Scientific classification
- Kingdom: Plantae
- Clade: Embryophytes
- Clade: Tracheophytes
- Clade: Spermatophytes
- Clade: Angiosperms
- Clade: Eudicots
- Clade: Rosids
- Order: Sapindales
- Family: Burseraceae
- Genus: Bursera
- Species: B. glabrifolia
- Binomial name: Bursera glabrifolia (Kunth) Engl. 1896
- Synonyms: List Elaphrium glabrifolium Kunth 1824 ; Bursera nelsonii Rose ; Bursera schiedeana Engl. ; Elaphrium aloexylon Schied. ex Schltdl. ; Elaphrium nelsonii (Rose) Rose ; Elaphrium schiedeanum (Engl.) Rose ; Terebinthus aloexylon (Schiede ex Schltdl.) W. Wight ex Rose ; Terebinthus nelsonii (Rose) Rose ; Terebinthus schiedeana (Engl.) Rose ;

= Bursera glabrifolia =

- Genus: Bursera
- Species: glabrifolia
- Authority: (Kunth) Engl. 1896
- Conservation status: LC

Species of flowering plant

Bursera glabrifolia is a species of tree native to central Mexico (Guerrero, Morelos, Michoacán, México State, Puebla, Oaxaca).

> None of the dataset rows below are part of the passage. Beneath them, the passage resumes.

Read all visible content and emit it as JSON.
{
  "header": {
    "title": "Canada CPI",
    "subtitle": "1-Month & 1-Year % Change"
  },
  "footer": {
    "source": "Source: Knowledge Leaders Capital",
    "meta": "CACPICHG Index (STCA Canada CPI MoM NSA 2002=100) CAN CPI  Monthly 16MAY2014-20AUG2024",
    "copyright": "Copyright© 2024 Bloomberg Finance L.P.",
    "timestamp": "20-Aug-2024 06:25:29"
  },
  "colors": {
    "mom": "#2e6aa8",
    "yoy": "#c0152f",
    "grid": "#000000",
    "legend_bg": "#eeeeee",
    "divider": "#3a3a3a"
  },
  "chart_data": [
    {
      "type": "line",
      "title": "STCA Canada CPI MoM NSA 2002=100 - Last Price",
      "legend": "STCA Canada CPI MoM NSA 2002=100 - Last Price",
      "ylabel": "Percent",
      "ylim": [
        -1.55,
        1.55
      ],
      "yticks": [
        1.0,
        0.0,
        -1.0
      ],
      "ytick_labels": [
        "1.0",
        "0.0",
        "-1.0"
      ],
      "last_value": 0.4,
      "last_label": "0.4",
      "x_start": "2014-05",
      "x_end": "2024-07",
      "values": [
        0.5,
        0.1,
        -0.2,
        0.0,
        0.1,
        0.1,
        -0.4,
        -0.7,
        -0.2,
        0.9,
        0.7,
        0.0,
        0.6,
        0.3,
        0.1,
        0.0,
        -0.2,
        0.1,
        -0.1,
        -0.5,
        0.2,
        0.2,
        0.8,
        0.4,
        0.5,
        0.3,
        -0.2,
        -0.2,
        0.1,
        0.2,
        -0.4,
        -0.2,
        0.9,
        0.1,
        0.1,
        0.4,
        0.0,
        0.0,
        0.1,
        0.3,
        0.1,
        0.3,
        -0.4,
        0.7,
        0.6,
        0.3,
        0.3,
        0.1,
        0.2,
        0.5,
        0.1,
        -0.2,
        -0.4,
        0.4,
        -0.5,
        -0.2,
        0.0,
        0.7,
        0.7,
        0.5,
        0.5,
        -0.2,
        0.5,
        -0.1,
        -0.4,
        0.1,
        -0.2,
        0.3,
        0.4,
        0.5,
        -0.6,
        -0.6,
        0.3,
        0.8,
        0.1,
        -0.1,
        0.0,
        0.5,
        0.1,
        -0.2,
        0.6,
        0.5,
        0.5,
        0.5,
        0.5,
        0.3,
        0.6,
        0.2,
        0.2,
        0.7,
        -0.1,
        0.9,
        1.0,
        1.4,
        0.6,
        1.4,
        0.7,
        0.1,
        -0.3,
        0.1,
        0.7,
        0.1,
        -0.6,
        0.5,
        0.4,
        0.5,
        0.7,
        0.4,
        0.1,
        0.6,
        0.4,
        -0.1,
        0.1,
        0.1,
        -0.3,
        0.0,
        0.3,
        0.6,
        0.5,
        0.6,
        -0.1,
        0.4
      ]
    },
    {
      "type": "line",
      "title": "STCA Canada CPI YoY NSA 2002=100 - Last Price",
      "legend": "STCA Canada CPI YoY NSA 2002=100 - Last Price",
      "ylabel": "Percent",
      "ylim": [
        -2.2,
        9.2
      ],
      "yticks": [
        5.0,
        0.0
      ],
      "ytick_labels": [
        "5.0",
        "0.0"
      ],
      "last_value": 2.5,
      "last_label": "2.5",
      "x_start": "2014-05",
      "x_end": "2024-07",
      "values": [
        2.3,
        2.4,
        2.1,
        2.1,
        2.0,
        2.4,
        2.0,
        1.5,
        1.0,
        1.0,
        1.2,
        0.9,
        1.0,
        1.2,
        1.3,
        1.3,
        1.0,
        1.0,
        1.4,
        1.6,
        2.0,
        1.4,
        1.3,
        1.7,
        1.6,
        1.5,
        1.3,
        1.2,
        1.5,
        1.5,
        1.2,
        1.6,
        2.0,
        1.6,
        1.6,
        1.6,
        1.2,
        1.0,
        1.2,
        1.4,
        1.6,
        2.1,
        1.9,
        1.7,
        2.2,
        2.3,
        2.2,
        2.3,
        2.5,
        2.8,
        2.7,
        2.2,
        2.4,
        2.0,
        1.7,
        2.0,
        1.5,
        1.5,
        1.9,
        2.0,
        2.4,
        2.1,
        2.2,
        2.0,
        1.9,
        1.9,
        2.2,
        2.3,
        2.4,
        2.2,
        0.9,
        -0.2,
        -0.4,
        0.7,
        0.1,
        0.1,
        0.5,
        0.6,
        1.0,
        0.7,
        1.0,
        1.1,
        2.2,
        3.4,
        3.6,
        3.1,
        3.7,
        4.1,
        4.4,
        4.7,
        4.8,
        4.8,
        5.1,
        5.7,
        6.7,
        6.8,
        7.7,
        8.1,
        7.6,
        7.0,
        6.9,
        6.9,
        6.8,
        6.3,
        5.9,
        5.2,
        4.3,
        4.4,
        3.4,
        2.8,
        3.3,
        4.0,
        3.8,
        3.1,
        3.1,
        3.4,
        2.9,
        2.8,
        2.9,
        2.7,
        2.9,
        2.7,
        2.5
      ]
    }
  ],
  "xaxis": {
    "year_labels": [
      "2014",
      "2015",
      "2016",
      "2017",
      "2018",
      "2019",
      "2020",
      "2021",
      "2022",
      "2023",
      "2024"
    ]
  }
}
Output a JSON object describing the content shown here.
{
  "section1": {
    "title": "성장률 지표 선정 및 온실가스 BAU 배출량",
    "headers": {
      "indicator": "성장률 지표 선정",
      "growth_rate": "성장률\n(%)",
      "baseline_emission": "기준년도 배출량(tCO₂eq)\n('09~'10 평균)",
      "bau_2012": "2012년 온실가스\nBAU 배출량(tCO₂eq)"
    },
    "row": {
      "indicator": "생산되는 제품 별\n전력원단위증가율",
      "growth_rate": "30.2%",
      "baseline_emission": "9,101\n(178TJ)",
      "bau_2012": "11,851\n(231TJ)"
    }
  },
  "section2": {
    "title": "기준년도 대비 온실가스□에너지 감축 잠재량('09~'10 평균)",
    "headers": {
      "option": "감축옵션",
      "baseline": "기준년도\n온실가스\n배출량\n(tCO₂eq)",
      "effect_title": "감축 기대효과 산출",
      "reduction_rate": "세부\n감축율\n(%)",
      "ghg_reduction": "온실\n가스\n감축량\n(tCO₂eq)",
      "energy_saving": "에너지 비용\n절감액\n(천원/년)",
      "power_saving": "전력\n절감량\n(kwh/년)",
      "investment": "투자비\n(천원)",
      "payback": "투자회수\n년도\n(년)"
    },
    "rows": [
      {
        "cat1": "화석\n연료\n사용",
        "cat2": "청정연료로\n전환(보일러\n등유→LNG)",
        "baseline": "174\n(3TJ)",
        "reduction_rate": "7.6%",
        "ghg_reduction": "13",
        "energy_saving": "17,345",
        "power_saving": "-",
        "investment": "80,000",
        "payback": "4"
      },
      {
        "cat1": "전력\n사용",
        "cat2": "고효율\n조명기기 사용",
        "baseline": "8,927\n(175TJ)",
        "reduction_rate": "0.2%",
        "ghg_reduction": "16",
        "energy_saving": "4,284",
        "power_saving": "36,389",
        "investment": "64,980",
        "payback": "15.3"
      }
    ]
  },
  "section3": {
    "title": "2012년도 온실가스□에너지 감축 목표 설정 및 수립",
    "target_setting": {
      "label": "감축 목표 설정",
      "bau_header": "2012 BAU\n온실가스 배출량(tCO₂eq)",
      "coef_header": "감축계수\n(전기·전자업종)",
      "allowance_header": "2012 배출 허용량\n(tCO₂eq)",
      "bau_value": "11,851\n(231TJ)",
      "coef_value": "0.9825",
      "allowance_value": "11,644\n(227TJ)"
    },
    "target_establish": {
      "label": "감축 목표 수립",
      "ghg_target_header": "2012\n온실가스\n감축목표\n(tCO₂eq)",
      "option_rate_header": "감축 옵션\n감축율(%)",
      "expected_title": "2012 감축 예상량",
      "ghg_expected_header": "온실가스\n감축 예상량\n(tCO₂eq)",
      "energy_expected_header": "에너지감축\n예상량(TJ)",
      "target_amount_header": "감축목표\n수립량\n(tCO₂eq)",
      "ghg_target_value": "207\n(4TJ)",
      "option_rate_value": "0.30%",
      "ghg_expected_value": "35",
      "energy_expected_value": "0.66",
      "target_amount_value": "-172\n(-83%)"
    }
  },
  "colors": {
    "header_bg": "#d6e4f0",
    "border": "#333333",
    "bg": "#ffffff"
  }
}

Bursera glabrifolia is one of two species commonly referred to as copal. Copal is the wood most commonly used by the woodcarvers in Oaxaca, Mexico. The woodcarvers refer to Bursera glabrifolia as "macho" or male copal, which they like less than Bursera bipinnata, which they refer to as "Hembra" or female copal.

Bursera glabrifolia is a small tree native to the tropical dry forests of Mexico. It was first described by Carl Sigismund Kunth in 1824 as Elaphrium glabrifolium and then transferred to the genus Bursera by Adolf Engler in 1896.